Computer readable program instructions described herein can be downloaded to respective computing/processing devices from a computer readable storage medium or to an external computer or external storage device via a network, for example, the Internet, a local area network, a wide area network and/or a wireless network. The network may comprise copper transmission cables, optical transmission fibers, wireless transmission, routers, firewalls, switches, gateway computers and/or edge servers. A network adapter card or network interface in each computing/processing device receives computer readable program instructions from the network and forwards the computer readable program instructions for storage in a computer readable storage medium within the respective computing/processing device.

Computer readable program instructions for carrying out operations of the present invention may be assembler instructions, instruction-set-architecture (ISA) instructions, machine instructions, machine dependent instructions, microcode, firmware instructions, state-setting data, or either source code or object code written in any combination of one or more programming languages, including an object oriented programming language such as Smalltalk, C++ or the like, and conventional procedural programming languages, such as the “C” programming language or similar programming languages. The computer readable program instructions may execute entirely on the user's computer, partly on the user's computer, as a stand-alone software package, partly on the user's computer and partly on a remote computer or entirely on the remote computer or server. In the latter scenario, the remote computer may be connected to the user's computer through any type of network, including a local area network (LAN) or a wide area network (WAN), or the connection may be made to an external computer (for example, through the Internet using an Internet Service Provider). In some embodiments, electronic circuitry including, for example, programmable logic circuitry, field-programmable gate arrays (FPGA), or programmable logic arrays (PLA) may execute the computer readable program instructions by utilizing state information of the computer readable program instructions to personalize the electronic circuitry, in order to perform aspects of the present invention.

Aspects of the present invention are described herein with reference to flowchart illustrations and/or block diagrams of methods, apparatus (systems), and computer program products according to embodiments of the invention. It will be understood that each block of the flowchart illustrations and/or block diagrams, and combinations of blocks in the flowchart illustrations and/or block diagrams, can be implemented by computer readable program instructions.
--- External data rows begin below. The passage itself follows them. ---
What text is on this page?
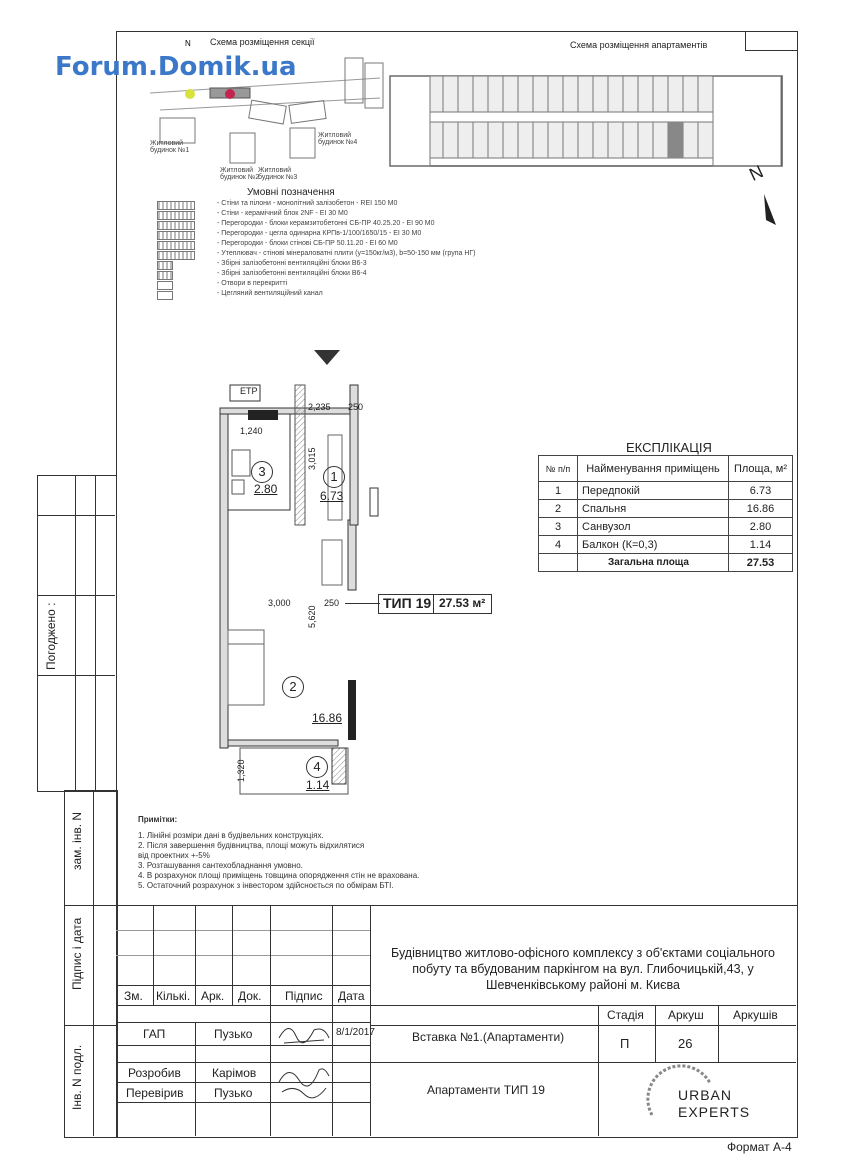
Forum.Domik.ua
Схема розміщення секції
N
Житловий будинок №1
Житловий будинок №2
Житловий будинок №3
Житловий будинок №4
Схема розміщення апартаментів
N
Умовні позначення
- Стіни та пілони - монолітний залізобетон - REI 150 M0
- Стіни - керамічний блок 2NF - EI 30 M0
- Перегородки - блоки керамзитобетонні СБ-ПР 40.25.20 - EI 90 M0
- Перегородки - цегла одинарна КРПв-1/100/1650/15 - EI 30 M0
- Перегородки - блоки стінові СБ-ПР 50.11.20 - EI 60 M0
- Утеплювач - стінові мінераловатні плити (y=150кг/м3), b=50-150 мм (група НГ)
- Збірні залізобетонні вентиляційні блоки В6-3
- Збірні залізобетонні вентиляційні блоки В6-4
- Отвори в перекритті
- Цегляний вентиляційний канал
ЕТР
2,235 250
1,240
3,015
3,000	250
5,620
1,320
1
6.73
2
16.86
3
2.80
4
1.14
ТИП 19 27.53 м²
ЕКСПЛІКАЦІЯ
№ п/п	Найменування приміщень	Площа, м²
1	Передпокій	6.73
2	Спальня	16.86
3	Санвузол	2.80
4	Балкон (К=0,3)	1.14
	Загальна площа	27.53
Примітки:
1. Лінійні розміри дані в будівельних конструкціях.
2. Після завершення будівництва, площі можуть відхилятися
від проектних +-5%
3. Розташування сантехобладнання умовно.
4. В розрахунок площі приміщень товщина опорядження стін не врахована.
5. Остаточний розрахунок з інвестором здійсноється по обмірам БТІ.
Погоджено :
зам. інв. N
Підпис і дата
Інв. N подл.
Зм. Кількі. Арк. Док. Підпис Дата
ГАП	Пузько	8/1/2017
Розробив	Карімов
Перевірив	Пузько
Будівництво житлово-офісного комплексу з об'єктами соціального побуту та вбудованим паркінгом на вул. Глибочицькій,43, у Шевченківському районі м. Києва
Вставка №1.(Апартаменти)
Стадія Аркуш Аркушів
П	26
Апартаменти ТИП 19	URBAN
EXPERTS
Формат А-4
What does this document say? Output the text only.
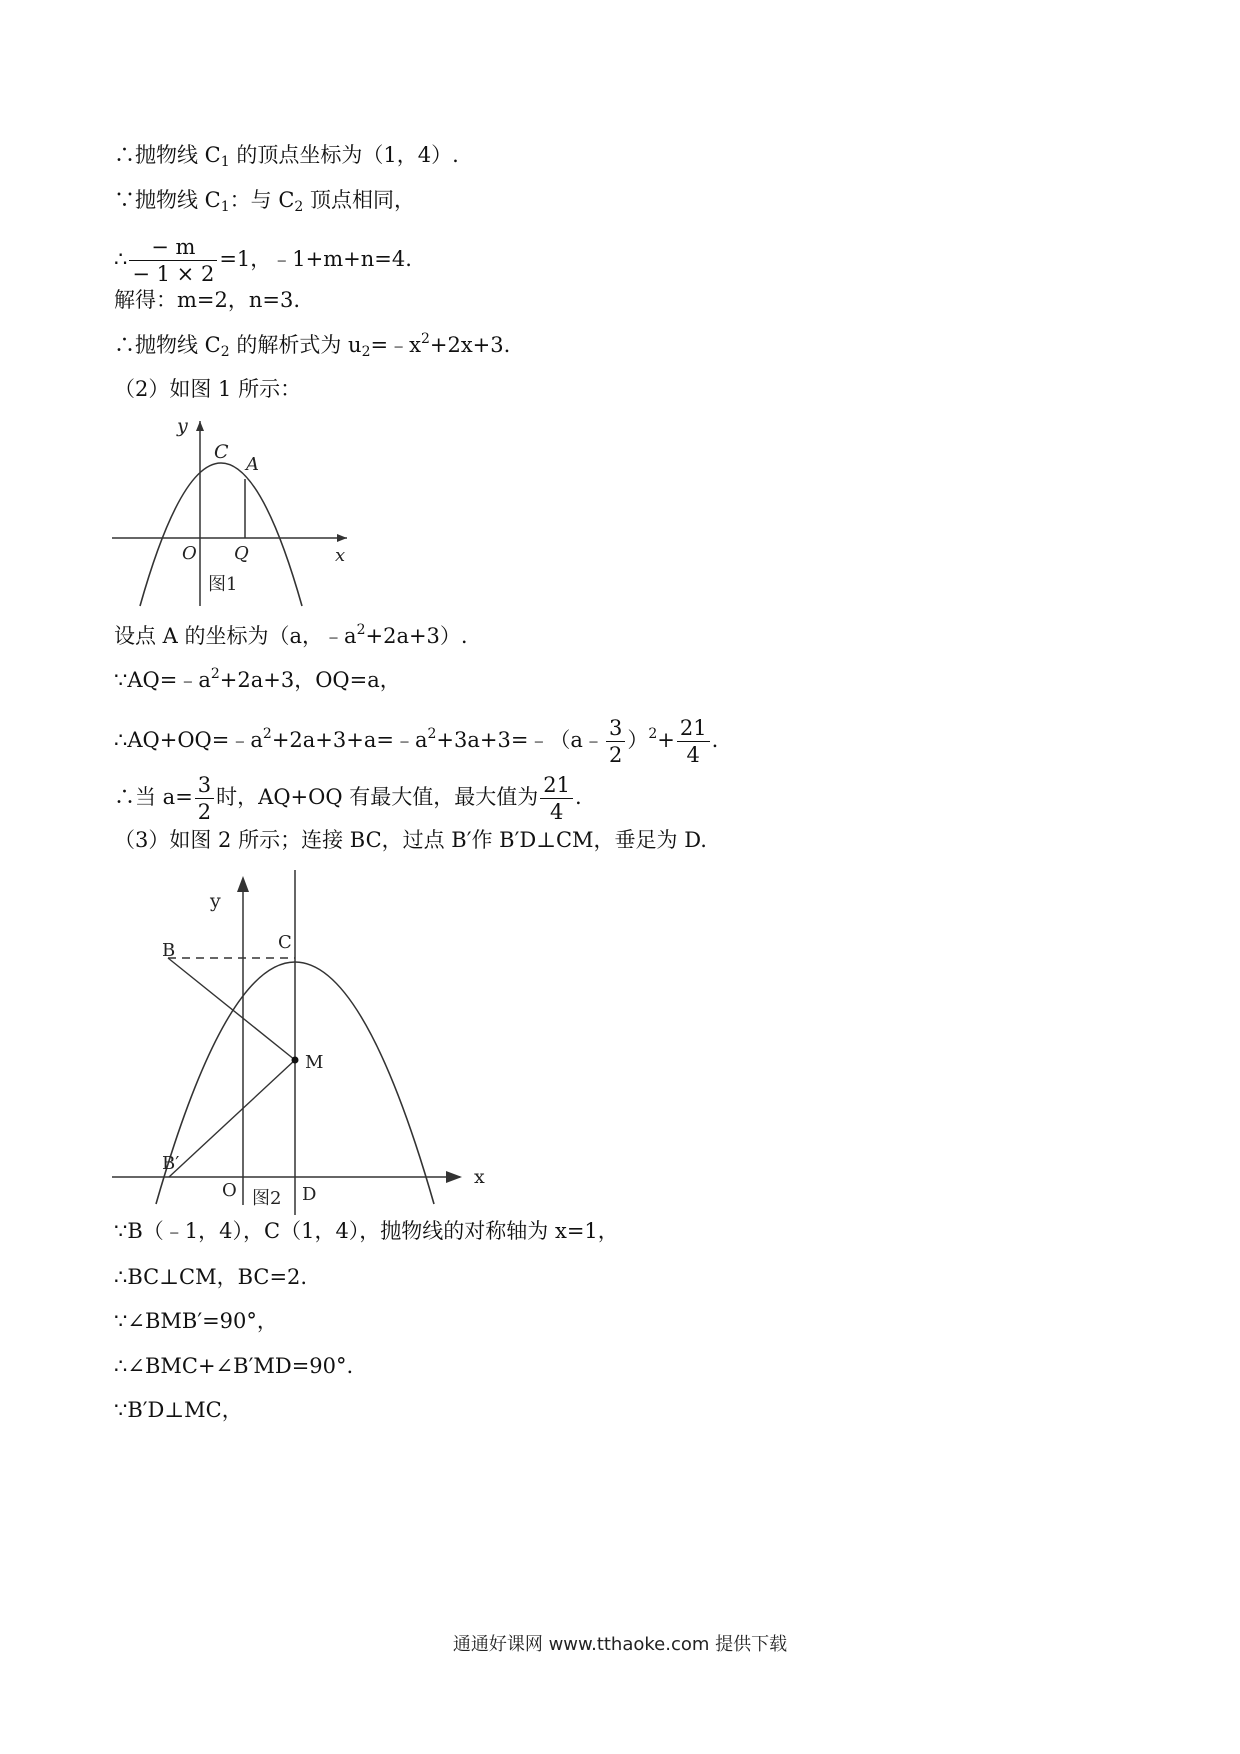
∴抛物线 $C_1$ 的顶点坐标为（1，4）.
∵抛物线 $C_1$：与 $C_2$ 顶点相同，
∴ $\frac{- m}{- 1 \times 2} =1$，﹣1+m+n=4.
解得：m=2，n=3.
∴抛物线 $C_2$ 的解析式为 $u_2=﹣x^2+2x+3$.
（2）如图 1 所示：
y
C
A
O Q	x
图1
设点 A 的坐标为（a，$﹣a^2+2a+3$）.
$\because AQ=﹣a^2+2a+3$，OQ=a，
$\therefore AQ+OQ=﹣a^2+2a+3+a=﹣a^2+3a+3=﹣(a﹣ \frac{3}{2} )^2+ \frac{21}{4}$ .
∴当 $a= \frac{3}{2}$ 时，AQ+OQ 有最大值，最大值为 $\frac{21}{4}$ .
（3）如图 2 所示；连接 BC，过点 B′作 B′D⊥CM，垂足为 D.
y
B	C
M
B′
O 图2 D
x
∵B（﹣1，4），C（1，4），抛物线的对称轴为 x=1，
∴BC⊥CM，BC=2.
∵∠BMB′=90°，
∴∠BMC+∠B′MD=90°.
∵B′D⊥MC，
通通好课网 www.tthaoke.com 提供下载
These computer readable program instructions may be provided to a processor of a general purpose computer, special purpose computer, or other programmable data processing apparatus to produce a machine, such that the instructions, which execute via the processor of the computer or other programmable data processing apparatus, create means for implementing the functions/acts specified in the flowchart and/or block diagram block or blocks. These computer readable program instructions may also be stored in a computer readable storage medium that can direct a computer, a programmable data processing apparatus, and/or other devices to function in a particular manner, such that the computer readable storage medium having instructions stored therein comprises an article of manufacture including instructions which implement aspects of the function/act specified in the flowchart and/or block diagram block or blocks.

The computer readable program instructions may also be loaded onto a computer, other programmable data processing apparatus, or other device to cause a series of operational steps to be performed on the computer, other programmable apparatus or other device to produce a computer implemented process, such that the instructions which execute on the computer, other programmable apparatus, or other device implement the functions/acts specified in the flowchart and/or block diagram block or blocks.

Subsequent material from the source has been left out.